De voortgang van de restitutie van de rij- en voertuigenbelasting aan de particuliere bushouders heeft geenszins de bedoeling om de verhoging van de bustarieven in een doofpot te stoppen. Hierop wijst Suraj Sahadew-Lall, voorzitter van de Surinaamse Bushoudersorganisatie (SBO). In gesprek met Dagblad Suriname benadrukt hij dat er in het huidig jaar korte metten gemaakt moet worden met de achterhaalde bustarieven. “De restitutie is slechts een eenmalige kwijtschelding van de rij- en voertuigenbelasting. Sinds 2017 zijn de benzineprijzen gestegen, terwijl de brandstofcompensatie niet aangepast is. Na de devaluatie zijn onze bustarieven ook niet aangepast. Dus in 2019 willen we een bustariefverhoging”, verduidelijkt Sahadew-Lall.

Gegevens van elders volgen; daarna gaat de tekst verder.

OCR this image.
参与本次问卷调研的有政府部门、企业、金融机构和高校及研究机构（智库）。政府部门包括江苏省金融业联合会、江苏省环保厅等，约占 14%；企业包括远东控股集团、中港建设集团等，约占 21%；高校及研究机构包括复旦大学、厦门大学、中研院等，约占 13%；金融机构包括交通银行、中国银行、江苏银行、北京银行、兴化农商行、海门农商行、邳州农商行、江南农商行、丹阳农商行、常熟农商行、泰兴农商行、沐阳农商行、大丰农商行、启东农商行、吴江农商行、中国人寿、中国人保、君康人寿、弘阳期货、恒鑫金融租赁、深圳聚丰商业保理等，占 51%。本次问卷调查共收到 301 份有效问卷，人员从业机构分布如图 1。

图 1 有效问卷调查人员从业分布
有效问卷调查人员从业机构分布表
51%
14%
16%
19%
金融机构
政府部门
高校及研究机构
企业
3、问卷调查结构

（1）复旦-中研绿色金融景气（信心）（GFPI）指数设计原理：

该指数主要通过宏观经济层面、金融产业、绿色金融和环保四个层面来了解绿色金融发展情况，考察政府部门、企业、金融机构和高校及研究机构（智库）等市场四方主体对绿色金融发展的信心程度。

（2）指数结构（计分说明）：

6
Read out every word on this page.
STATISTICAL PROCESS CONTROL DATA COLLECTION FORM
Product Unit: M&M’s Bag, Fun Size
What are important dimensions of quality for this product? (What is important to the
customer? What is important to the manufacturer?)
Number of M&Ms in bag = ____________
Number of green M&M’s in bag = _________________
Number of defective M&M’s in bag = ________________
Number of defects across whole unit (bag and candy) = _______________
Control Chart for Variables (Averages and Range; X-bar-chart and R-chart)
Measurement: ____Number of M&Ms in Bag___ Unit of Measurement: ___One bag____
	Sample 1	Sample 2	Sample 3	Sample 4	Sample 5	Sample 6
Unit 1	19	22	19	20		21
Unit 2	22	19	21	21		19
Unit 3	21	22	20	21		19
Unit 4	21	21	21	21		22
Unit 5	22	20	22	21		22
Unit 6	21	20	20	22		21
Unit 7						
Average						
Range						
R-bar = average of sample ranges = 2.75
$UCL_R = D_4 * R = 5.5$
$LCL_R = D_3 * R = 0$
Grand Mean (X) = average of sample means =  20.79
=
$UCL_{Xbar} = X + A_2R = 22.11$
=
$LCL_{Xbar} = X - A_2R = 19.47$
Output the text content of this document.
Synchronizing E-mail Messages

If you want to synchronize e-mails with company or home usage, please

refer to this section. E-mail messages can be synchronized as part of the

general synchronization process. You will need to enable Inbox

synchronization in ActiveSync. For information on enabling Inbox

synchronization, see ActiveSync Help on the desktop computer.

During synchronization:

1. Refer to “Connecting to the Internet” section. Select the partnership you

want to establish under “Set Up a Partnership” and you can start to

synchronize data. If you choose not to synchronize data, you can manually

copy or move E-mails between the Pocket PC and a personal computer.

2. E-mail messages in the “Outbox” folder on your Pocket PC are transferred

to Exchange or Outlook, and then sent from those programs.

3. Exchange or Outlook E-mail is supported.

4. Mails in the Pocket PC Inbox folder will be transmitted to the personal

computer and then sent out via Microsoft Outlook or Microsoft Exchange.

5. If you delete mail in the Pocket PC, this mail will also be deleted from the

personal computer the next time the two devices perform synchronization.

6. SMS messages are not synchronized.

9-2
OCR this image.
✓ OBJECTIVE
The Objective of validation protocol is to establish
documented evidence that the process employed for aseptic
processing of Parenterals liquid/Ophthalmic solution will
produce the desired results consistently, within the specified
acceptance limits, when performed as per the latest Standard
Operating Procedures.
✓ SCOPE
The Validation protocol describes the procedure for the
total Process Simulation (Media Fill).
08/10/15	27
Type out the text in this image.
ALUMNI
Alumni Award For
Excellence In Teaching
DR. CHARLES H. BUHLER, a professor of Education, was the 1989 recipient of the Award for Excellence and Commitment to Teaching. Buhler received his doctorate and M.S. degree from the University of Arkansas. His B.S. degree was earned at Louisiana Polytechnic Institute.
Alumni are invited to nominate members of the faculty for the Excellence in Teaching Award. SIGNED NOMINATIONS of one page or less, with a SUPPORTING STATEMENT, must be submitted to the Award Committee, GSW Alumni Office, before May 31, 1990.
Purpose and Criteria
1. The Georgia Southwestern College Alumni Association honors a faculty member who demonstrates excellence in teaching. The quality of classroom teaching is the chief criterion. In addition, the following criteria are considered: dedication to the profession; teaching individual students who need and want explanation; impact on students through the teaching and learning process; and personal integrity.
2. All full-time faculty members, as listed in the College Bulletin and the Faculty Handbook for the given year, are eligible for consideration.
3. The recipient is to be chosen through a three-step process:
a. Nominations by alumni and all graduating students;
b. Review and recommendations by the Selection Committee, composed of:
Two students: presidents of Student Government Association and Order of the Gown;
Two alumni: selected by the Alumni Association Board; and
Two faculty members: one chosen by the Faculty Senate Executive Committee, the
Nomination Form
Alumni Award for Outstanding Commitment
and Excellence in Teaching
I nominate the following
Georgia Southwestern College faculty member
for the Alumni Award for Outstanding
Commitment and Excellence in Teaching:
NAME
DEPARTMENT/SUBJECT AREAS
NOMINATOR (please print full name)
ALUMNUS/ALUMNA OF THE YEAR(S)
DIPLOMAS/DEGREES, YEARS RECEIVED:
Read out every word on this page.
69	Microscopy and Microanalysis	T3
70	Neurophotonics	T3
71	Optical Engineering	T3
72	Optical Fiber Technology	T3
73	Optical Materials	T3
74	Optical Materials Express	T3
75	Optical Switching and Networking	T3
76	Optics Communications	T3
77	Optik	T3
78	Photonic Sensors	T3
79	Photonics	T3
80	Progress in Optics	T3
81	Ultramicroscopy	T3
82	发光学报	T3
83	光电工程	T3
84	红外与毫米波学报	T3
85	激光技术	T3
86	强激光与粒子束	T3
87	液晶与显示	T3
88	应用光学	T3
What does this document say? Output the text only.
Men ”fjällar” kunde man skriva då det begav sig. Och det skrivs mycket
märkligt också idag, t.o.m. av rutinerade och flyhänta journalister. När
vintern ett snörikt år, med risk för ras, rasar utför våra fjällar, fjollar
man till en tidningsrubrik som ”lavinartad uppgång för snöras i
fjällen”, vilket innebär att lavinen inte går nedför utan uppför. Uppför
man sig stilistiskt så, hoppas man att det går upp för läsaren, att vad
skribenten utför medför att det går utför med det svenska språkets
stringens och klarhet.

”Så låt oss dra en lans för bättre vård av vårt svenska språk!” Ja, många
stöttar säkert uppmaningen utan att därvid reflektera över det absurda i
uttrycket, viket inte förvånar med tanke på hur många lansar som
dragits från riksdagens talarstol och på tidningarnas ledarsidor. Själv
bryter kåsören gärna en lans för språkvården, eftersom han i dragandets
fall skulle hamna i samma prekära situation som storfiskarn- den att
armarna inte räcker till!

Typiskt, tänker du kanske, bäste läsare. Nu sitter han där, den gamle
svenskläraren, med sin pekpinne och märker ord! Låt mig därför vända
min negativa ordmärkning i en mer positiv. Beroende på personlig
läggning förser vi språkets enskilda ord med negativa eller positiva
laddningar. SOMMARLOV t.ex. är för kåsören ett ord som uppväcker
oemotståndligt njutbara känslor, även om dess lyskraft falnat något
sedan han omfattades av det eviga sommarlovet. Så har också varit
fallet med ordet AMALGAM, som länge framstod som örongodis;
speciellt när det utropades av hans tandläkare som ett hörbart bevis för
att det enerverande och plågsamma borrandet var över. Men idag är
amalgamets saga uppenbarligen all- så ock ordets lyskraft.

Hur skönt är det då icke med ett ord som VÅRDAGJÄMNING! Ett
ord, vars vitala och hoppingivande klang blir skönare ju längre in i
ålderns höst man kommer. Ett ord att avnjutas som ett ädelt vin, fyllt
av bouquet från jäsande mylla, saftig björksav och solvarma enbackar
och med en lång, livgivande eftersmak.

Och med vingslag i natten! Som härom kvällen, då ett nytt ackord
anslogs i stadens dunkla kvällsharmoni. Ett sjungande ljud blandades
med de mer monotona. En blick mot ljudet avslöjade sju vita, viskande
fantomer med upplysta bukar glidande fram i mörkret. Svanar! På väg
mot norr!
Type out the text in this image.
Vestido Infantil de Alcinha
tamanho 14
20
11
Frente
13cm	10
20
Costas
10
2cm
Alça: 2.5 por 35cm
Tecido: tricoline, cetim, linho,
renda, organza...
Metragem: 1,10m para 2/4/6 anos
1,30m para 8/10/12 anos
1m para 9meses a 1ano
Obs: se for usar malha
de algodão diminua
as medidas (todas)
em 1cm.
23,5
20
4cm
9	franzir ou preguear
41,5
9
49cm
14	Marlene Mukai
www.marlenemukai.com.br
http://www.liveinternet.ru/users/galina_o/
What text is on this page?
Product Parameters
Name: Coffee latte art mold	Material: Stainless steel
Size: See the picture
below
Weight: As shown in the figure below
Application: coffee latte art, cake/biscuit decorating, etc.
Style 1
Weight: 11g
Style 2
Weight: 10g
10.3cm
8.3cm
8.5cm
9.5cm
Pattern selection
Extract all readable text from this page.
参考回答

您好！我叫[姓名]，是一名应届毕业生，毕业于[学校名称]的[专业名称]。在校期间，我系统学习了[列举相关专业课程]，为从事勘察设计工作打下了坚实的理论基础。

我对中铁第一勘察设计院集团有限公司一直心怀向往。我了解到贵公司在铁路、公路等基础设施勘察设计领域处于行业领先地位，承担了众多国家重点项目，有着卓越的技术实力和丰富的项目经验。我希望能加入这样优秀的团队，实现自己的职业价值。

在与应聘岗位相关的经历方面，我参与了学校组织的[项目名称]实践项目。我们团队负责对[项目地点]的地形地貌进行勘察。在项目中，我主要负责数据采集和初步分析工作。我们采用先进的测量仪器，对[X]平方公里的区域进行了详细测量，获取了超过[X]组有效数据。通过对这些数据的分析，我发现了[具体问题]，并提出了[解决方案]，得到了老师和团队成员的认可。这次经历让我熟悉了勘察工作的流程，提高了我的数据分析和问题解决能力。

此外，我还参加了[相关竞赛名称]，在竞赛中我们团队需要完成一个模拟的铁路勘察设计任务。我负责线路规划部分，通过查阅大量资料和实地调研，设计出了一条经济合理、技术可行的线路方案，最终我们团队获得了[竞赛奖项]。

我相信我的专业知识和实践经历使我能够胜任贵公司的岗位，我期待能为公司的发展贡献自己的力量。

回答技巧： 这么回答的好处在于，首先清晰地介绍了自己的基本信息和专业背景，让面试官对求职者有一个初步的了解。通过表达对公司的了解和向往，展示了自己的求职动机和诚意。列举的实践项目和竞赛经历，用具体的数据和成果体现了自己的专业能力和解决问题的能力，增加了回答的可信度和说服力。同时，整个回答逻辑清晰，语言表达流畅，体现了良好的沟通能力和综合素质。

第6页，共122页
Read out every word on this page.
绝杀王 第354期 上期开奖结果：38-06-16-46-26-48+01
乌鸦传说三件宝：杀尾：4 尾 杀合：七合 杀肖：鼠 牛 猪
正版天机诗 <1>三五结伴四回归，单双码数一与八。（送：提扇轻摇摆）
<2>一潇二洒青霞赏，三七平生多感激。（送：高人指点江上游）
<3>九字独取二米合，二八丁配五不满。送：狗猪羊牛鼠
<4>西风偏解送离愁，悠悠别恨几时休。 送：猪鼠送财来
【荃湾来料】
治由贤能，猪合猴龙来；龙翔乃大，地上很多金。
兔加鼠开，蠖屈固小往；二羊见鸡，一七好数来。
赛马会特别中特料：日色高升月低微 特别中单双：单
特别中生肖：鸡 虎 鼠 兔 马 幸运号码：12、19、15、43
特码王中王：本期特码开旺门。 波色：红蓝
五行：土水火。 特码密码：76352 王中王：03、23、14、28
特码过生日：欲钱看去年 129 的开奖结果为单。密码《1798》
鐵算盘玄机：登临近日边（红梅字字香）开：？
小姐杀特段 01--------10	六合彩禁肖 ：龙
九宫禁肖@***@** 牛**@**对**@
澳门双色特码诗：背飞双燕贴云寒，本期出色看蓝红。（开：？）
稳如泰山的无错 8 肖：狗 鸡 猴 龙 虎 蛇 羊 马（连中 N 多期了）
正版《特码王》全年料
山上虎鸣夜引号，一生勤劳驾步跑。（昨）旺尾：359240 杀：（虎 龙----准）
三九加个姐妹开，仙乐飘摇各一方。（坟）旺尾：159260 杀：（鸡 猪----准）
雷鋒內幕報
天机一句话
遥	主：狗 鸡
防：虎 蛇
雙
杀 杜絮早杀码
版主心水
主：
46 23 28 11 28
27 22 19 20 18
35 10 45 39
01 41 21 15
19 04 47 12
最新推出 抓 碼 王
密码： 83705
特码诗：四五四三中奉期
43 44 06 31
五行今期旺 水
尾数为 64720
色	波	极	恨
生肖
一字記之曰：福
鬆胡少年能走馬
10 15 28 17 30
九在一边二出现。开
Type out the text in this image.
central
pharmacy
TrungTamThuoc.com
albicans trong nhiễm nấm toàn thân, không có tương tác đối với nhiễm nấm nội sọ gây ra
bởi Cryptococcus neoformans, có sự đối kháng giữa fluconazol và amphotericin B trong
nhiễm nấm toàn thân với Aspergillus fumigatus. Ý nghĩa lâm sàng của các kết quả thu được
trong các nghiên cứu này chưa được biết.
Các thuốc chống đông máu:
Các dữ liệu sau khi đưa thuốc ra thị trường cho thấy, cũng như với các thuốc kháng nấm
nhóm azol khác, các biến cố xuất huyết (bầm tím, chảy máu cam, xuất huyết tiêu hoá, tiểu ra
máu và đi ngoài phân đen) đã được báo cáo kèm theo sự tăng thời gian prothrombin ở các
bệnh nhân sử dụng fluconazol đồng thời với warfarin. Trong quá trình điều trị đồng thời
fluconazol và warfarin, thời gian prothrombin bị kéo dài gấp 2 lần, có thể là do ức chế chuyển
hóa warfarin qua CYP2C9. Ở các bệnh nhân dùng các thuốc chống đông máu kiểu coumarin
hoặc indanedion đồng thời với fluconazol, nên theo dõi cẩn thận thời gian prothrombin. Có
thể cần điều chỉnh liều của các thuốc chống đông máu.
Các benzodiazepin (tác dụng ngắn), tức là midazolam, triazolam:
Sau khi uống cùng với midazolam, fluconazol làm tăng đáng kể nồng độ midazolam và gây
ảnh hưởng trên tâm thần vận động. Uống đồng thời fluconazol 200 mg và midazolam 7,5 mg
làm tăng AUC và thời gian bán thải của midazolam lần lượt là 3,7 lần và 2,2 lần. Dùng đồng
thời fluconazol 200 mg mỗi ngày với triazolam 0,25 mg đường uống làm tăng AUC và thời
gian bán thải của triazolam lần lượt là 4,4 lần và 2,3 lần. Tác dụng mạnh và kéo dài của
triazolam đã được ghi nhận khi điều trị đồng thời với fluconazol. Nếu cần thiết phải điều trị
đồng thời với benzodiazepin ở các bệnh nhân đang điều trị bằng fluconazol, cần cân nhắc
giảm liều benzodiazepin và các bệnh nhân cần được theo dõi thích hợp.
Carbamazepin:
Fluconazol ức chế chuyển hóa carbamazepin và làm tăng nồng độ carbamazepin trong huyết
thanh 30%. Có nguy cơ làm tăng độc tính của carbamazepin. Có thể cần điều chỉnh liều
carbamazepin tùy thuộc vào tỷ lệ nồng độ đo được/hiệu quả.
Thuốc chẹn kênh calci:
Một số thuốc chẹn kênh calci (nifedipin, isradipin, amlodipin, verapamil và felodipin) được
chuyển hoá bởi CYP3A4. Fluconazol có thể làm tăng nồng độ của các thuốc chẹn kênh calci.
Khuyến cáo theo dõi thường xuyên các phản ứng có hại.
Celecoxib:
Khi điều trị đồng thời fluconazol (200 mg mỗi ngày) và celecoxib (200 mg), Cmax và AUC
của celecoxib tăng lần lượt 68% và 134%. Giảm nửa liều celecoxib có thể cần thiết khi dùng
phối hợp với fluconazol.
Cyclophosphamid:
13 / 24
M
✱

Tijdens de algemene ledenvergadering van de Particuliere Lijnbushoudersorganisatie (PLO) op 26 februari maakte het bestuur kenbaar dat de minister van Openbare Werken, Transport en Communicatie (OWT&C) nog geen besluit heeft genomen over de verhoging van de bustarieven. “PLO praat jaar in jaar uit over een kostencalculatie, maar tot nog toe hebben zij dat nooit gepresenteerd. Het lijkt alsof ze geen tariefsverhoging willen.” Sahadew-Lall brengt in herinnering dat het handhaven van de brandstofcompensatie zeer winstgevend is voor PLO. Zo bedraagt de vergoeding van PLO bij uitbetaling van de brandstofcompensatie SRD 66.000. De specificatie hiervan ziet er als volgt uit: vergoeding van de leden die de uitbetaling verrichten (SRD 41.250), locatiekosten (SRD 2.250), brandstofkosten (SRD 2.750), uitbetalingskosten in Nickerie (SRD 2.500), voeding (SRD 3.000), administratiekosten (SRD 12.000) en vergaderkosten (SRD 2.250). “Hierdoor komt PLO niet op voor de bustariefverhoging, maar wij van SBO gaan dat opeisen”, aldus Sahadew-Lall.
KSR

error: Kopiëren mag niet!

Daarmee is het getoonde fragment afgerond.